The essential idea of this series is to interest young readers in the career of a young man at a boarding school, preferably a military or a naval academy. The stories should differ from the Jack Harkaways in being American and thoroughly up to date. Our idea is to issue, say, twelve stories, each complete in itself, but like the links in a chain, all dealing with life at the academy. By this time the readers will have become sufficiently well acquainted with the hero, and the author will also no doubt have exhausted most of the pranks and escapades that might naturally occur.
After the first twelve numbers, the hero is obliged to leave the academy, or takes it upon himself to leave. It is essential that he should come into a considerable amount of money at this period. When he leaves the academy he takes with him one of the professor’s servants, a chum. In fact any of the characters you have introduced and made prominent in the story. A little love element would also not be amiss, though this is not particularly important.
When the hero is once projected on his travels there is an infinite variety of incident to choose from. In the Island School Series, published by one of our London connections, you will find scenes of foreign travel with color. This material you are at liberty to use freely . . .
After we run through twenty or thirty numbers of this, we would bring the hero back and have him go to college - say, Yale University; thence we could take him on his travels again to the South Seas or anywhere. . . .

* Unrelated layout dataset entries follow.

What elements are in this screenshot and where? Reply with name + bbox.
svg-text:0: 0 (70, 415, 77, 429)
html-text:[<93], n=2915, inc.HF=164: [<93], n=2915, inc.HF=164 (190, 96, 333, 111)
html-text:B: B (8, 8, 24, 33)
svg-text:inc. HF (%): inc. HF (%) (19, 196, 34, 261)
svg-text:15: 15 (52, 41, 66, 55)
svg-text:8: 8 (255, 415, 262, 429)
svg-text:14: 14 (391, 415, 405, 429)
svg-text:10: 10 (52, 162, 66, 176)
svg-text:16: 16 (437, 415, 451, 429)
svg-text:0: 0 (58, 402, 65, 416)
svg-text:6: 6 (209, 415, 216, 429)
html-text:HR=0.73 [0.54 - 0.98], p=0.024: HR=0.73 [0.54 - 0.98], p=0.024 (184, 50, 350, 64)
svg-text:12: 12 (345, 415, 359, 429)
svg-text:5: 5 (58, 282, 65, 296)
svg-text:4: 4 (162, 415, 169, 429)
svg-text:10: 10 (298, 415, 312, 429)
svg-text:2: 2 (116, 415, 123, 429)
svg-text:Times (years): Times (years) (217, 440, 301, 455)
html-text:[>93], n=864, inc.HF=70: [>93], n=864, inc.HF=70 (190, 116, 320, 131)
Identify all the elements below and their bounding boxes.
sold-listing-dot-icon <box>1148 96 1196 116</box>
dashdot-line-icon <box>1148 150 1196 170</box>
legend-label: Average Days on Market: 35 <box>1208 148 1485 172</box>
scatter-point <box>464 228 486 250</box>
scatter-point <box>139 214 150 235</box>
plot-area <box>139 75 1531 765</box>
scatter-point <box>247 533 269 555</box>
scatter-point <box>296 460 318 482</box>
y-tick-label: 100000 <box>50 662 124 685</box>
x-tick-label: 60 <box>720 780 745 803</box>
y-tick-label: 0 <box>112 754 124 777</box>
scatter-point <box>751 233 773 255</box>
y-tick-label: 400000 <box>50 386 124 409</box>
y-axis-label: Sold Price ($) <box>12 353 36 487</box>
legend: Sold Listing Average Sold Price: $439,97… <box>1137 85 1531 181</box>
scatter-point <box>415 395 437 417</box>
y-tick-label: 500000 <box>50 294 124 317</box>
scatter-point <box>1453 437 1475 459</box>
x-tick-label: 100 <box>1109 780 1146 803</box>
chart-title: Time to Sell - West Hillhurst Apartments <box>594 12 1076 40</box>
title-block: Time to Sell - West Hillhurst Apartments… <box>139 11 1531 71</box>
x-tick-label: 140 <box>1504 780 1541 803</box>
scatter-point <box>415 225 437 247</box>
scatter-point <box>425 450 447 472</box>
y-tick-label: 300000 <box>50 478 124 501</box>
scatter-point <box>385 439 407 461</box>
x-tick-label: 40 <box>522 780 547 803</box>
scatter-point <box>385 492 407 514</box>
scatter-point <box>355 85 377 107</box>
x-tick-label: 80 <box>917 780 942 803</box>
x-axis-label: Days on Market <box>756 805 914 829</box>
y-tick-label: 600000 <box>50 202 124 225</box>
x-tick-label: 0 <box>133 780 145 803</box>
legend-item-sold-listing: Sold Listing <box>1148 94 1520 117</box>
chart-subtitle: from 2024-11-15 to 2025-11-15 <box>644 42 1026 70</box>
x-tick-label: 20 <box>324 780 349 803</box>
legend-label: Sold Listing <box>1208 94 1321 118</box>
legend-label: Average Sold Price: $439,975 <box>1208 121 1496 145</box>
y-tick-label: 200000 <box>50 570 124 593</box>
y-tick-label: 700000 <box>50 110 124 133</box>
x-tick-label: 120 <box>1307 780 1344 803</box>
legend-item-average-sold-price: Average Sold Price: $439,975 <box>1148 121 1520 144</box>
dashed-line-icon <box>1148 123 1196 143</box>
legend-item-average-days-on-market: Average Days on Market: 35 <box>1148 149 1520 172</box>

Two weeks later Patten sent in a story called “Frank Merriwell; or, First Days at Fardale” (dime-novel titles were always two-parters, including a semicolon and a comma). “The first of the Frank Merriwell stories appeared on April 18, 1896” wrote Ronald Weber in Hired Pens, “and thereafter they were a regular feature of Street & Smith’s Tip Top Weekly. Patten’s first contract covered a three-year period and paid him $50 for a 20,000-word story. Although the money was modest, the contract meant a regular income and Patten reasoned that at the rate of five thousand words a day he could finish a story in four days and have two left over for other work.” (Emphasis mine; as a fellow pen for hire, I can only gasp in shock, awe, and dismay.)

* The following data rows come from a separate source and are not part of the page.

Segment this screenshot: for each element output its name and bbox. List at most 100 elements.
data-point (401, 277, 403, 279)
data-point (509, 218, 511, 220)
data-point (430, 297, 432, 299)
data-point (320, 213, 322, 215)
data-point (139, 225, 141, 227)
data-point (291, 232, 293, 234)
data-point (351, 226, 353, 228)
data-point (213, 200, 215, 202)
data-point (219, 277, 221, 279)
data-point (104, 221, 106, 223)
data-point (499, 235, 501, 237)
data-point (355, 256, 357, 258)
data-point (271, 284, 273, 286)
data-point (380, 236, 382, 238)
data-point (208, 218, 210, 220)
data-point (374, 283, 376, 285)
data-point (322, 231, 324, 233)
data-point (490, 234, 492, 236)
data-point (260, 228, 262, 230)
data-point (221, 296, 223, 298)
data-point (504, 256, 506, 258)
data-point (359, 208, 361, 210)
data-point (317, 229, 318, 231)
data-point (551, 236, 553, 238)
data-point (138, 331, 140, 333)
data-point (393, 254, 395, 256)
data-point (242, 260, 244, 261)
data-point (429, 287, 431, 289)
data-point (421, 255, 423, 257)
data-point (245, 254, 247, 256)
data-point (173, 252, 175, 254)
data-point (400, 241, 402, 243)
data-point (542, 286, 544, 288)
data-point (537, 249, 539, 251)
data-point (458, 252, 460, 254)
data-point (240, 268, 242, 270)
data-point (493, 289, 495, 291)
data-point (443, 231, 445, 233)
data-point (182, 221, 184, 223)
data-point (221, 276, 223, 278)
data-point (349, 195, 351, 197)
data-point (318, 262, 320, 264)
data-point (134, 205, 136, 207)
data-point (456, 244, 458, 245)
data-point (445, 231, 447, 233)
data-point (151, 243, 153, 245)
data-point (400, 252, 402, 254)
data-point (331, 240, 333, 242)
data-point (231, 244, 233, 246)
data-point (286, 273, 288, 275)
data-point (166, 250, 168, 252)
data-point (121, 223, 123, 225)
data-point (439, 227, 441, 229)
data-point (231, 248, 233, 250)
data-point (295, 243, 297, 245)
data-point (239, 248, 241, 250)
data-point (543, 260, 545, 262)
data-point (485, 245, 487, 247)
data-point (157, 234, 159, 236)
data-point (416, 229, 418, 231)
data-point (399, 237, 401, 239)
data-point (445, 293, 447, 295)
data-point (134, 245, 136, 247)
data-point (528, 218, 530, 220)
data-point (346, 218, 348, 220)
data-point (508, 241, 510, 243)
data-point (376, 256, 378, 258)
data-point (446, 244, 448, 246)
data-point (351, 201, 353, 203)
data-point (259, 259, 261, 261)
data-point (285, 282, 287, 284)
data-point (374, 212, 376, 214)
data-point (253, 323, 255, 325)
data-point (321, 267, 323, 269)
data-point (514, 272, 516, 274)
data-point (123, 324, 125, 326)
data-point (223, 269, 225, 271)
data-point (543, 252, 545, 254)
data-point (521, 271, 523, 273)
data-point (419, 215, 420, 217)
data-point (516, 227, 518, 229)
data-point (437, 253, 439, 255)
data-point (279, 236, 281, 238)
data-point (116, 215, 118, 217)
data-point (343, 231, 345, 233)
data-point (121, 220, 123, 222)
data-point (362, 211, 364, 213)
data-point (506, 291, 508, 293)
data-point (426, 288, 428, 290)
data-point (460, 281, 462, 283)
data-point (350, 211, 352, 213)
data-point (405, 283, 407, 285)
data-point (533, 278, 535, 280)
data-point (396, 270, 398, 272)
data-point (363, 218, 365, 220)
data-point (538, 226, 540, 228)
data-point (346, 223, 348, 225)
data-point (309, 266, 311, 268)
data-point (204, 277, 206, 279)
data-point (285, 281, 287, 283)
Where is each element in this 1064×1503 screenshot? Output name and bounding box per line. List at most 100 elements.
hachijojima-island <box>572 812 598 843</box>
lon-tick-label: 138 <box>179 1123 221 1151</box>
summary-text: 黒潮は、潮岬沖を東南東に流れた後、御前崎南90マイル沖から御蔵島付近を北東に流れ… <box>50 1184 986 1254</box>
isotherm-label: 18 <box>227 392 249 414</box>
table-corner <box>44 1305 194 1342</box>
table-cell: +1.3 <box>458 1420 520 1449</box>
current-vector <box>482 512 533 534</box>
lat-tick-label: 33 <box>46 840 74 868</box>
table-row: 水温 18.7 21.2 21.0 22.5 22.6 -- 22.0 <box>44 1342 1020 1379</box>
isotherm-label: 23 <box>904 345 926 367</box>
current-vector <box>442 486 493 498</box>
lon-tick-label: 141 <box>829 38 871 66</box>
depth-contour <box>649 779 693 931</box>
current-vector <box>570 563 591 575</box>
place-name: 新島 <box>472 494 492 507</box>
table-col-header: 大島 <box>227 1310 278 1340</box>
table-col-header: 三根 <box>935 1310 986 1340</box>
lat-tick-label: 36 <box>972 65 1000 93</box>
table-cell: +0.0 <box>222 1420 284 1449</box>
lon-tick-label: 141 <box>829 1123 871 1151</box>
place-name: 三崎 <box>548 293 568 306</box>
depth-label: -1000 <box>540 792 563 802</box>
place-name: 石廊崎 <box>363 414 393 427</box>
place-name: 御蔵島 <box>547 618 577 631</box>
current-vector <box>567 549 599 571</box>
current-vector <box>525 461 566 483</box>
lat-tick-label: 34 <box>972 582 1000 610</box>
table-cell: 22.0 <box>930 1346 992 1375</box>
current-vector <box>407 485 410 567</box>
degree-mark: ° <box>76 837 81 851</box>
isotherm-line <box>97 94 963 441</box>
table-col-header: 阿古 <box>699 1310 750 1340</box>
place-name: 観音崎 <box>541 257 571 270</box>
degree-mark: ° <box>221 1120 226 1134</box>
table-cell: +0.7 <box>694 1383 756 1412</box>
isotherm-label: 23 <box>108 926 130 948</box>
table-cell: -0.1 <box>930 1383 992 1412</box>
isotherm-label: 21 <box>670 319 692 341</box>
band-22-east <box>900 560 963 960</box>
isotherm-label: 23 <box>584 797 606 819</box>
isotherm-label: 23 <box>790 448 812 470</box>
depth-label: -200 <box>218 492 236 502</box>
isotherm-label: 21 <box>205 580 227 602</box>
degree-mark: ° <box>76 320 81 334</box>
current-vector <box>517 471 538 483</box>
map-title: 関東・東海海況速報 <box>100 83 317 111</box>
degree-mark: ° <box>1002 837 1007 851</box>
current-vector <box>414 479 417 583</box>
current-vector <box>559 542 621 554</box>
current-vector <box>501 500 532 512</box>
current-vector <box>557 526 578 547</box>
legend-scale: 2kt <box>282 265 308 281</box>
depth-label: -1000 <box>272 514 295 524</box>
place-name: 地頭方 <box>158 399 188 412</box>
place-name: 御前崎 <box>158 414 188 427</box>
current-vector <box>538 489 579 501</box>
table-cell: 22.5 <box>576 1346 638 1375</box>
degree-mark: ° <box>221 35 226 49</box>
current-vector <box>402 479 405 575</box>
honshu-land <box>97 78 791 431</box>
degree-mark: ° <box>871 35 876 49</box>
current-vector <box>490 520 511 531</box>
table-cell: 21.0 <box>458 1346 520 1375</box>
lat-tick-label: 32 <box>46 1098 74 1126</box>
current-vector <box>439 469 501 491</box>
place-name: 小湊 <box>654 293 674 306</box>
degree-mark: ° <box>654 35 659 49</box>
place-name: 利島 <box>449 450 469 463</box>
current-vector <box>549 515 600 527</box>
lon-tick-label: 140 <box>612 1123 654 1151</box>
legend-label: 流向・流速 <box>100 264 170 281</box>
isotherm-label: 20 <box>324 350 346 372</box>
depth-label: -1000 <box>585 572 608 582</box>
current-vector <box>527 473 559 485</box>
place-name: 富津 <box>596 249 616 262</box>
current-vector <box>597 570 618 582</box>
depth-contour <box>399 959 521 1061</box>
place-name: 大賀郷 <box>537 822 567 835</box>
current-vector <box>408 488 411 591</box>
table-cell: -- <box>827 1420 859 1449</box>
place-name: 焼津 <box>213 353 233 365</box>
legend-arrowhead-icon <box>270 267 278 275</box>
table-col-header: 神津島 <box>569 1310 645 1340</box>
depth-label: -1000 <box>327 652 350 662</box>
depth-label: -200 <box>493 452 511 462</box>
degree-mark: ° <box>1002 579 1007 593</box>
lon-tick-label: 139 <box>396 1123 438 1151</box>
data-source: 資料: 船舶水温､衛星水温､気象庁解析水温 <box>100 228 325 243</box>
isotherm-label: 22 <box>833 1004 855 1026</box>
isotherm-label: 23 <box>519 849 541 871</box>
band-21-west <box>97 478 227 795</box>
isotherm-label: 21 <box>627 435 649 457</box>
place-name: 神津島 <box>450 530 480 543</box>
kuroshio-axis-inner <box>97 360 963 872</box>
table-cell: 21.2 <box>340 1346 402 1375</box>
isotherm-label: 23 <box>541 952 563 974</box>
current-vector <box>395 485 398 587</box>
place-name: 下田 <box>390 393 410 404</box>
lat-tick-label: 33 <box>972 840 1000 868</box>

After writing 20 million words over 17 years as Burt L. Standish, plus millions more as Lefty Locke and who knows what else, Gilbert Patten went to his grave as the most famous American author no one knew. Yet in Frank Merriwell he gave us a hero for his age and, in a not instantly visible way, our own. No one today knows of Malaeska and few of Deadwood Dick, but everyone knows Frank Merriwell, the pride of Yale, supreme athlete, courageous hunter, and master ventriloquist who, in the words of his creator, stood for truth, faith, justice, the triumph of right, mother, home, friendship, loyalty, patriotism, the love of alma mater, duty, sacrifice, retribution, and strength of soul as well as body. Frank was manly; he had “sand” … and he was modest to a fault.

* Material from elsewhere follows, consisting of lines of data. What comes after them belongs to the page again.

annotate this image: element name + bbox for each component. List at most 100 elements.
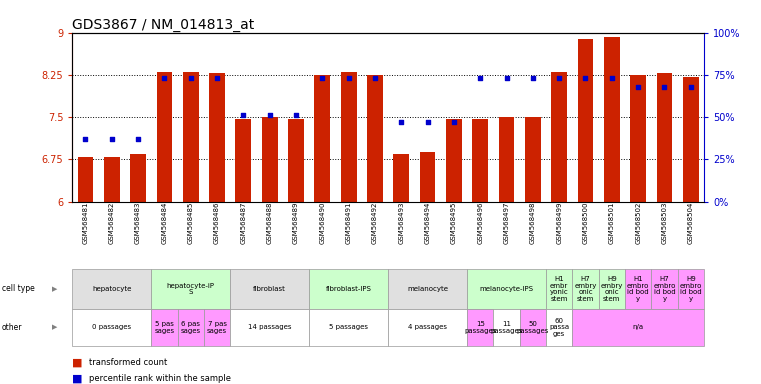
Text: n/a: n/a bbox=[632, 324, 644, 330]
Text: GSM568495: GSM568495 bbox=[451, 202, 457, 244]
Point bbox=[632, 84, 645, 90]
Text: GSM568481: GSM568481 bbox=[82, 202, 88, 244]
Bar bbox=[473, 119, 488, 202]
Text: GSM568490: GSM568490 bbox=[320, 202, 325, 244]
Point bbox=[106, 136, 118, 142]
Bar bbox=[657, 73, 673, 202]
Text: 7 pas
sages: 7 pas sages bbox=[207, 321, 227, 334]
Point bbox=[158, 75, 170, 81]
Point bbox=[79, 136, 91, 142]
Bar bbox=[467, 309, 493, 346]
Point bbox=[369, 75, 381, 81]
Bar bbox=[572, 309, 704, 346]
Text: hepatocyte-iP
S: hepatocyte-iP S bbox=[167, 283, 215, 295]
Text: H1
embro
id bod
y: H1 embro id bod y bbox=[627, 276, 649, 302]
Bar bbox=[551, 72, 567, 202]
Text: hepatocyte: hepatocyte bbox=[92, 286, 132, 292]
Text: GSM568492: GSM568492 bbox=[372, 202, 378, 244]
Bar bbox=[498, 117, 514, 202]
Bar bbox=[625, 269, 651, 309]
Point bbox=[501, 75, 513, 81]
Text: 5 pas
sages: 5 pas sages bbox=[154, 321, 174, 334]
Bar bbox=[467, 269, 546, 309]
Point bbox=[658, 84, 670, 90]
Bar bbox=[651, 269, 677, 309]
Bar bbox=[493, 309, 520, 346]
Text: transformed count: transformed count bbox=[89, 358, 167, 367]
Point bbox=[685, 84, 697, 90]
Text: GSM568504: GSM568504 bbox=[688, 202, 694, 244]
Point bbox=[474, 75, 486, 81]
Text: GSM568502: GSM568502 bbox=[635, 202, 641, 244]
Bar bbox=[446, 119, 462, 202]
Text: H7
embry
onic
stem: H7 embry onic stem bbox=[575, 276, 597, 302]
Bar bbox=[341, 72, 356, 202]
Point bbox=[185, 75, 197, 81]
Bar bbox=[572, 269, 599, 309]
Text: 15
passages: 15 passages bbox=[464, 321, 496, 334]
Bar bbox=[599, 269, 625, 309]
Text: GSM568491: GSM568491 bbox=[345, 202, 352, 244]
Bar bbox=[177, 309, 204, 346]
Text: 6 pas
sages: 6 pas sages bbox=[180, 321, 201, 334]
Bar bbox=[367, 75, 383, 202]
Text: GSM568503: GSM568503 bbox=[661, 202, 667, 244]
Point bbox=[237, 113, 250, 119]
Text: H9
embro
id bod
y: H9 embro id bod y bbox=[680, 276, 702, 302]
Text: ■: ■ bbox=[72, 373, 83, 383]
Text: 5 passages: 5 passages bbox=[330, 324, 368, 330]
Text: 0 passages: 0 passages bbox=[92, 324, 132, 330]
Text: GSM568482: GSM568482 bbox=[109, 202, 115, 244]
Bar bbox=[677, 269, 704, 309]
Text: 60
passa
ges: 60 passa ges bbox=[549, 318, 569, 337]
Point bbox=[317, 75, 329, 81]
Point bbox=[342, 75, 355, 81]
Bar bbox=[420, 152, 435, 202]
Bar bbox=[288, 119, 304, 202]
Text: GSM568487: GSM568487 bbox=[240, 202, 247, 244]
Bar bbox=[130, 154, 146, 202]
Bar bbox=[578, 40, 594, 202]
Bar bbox=[72, 309, 151, 346]
Point bbox=[422, 119, 434, 125]
Bar bbox=[314, 75, 330, 202]
Text: ▶: ▶ bbox=[52, 286, 57, 292]
Bar bbox=[683, 76, 699, 202]
Text: fibroblast-IPS: fibroblast-IPS bbox=[326, 286, 371, 292]
Bar bbox=[393, 154, 409, 202]
Text: GSM568484: GSM568484 bbox=[161, 202, 167, 244]
Bar bbox=[525, 117, 541, 202]
Point bbox=[263, 113, 275, 119]
Text: GSM568494: GSM568494 bbox=[425, 202, 431, 244]
Bar bbox=[604, 37, 619, 202]
Text: GDS3867 / NM_014813_at: GDS3867 / NM_014813_at bbox=[72, 18, 254, 31]
Text: melanocyte: melanocyte bbox=[407, 286, 448, 292]
Bar bbox=[262, 117, 278, 202]
Point bbox=[211, 75, 223, 81]
Text: H7
embro
id bod
y: H7 embro id bod y bbox=[653, 276, 676, 302]
Bar bbox=[630, 75, 646, 202]
Text: other: other bbox=[2, 323, 22, 332]
Bar bbox=[388, 309, 467, 346]
Bar bbox=[78, 157, 94, 202]
Text: GSM568497: GSM568497 bbox=[504, 202, 510, 244]
Point bbox=[579, 75, 591, 81]
Text: cell type: cell type bbox=[2, 285, 34, 293]
Text: H1
embr
yonic
stem: H1 embr yonic stem bbox=[549, 276, 568, 302]
Text: H9
embry
onic
stem: H9 embry onic stem bbox=[600, 276, 623, 302]
Text: melanocyte-IPS: melanocyte-IPS bbox=[479, 286, 533, 292]
Bar bbox=[151, 309, 177, 346]
Text: GSM568483: GSM568483 bbox=[135, 202, 141, 244]
Text: GSM568500: GSM568500 bbox=[582, 202, 588, 244]
Text: GSM568498: GSM568498 bbox=[530, 202, 536, 244]
Text: GSM568493: GSM568493 bbox=[398, 202, 404, 244]
Text: 50
passages: 50 passages bbox=[517, 321, 549, 334]
Bar bbox=[388, 269, 467, 309]
Text: GSM568501: GSM568501 bbox=[609, 202, 615, 244]
Point bbox=[606, 75, 618, 81]
Bar bbox=[157, 72, 172, 202]
Text: ▶: ▶ bbox=[52, 324, 57, 330]
Point bbox=[290, 113, 302, 119]
Bar bbox=[546, 269, 572, 309]
Bar bbox=[546, 309, 572, 346]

The formulaic quality of the series, the crudity of the cover illustrations, the implausibility of the settings and impossibility of the outcomes, all combined to deliver a bindingly archaic experience of Young America when it was strong and, like its dime-novel heroes, noble. There is a reason that our enduring heroic figures — strong, silent, resolute types like John Wayne, Ted Williams, Gary Cooper, and Ronald Reagan — echo an archetypal past, one that is, in the words of historian J.H. Plumb, “a psychological reality, used for a social purpose: to stress the virtues of courage, endurance, strength, loyalty and indifference to death.” In other words, the virtues embodied in Frank Merriwell, Davy Crockett, Kit Carson, and their dime-novel chums.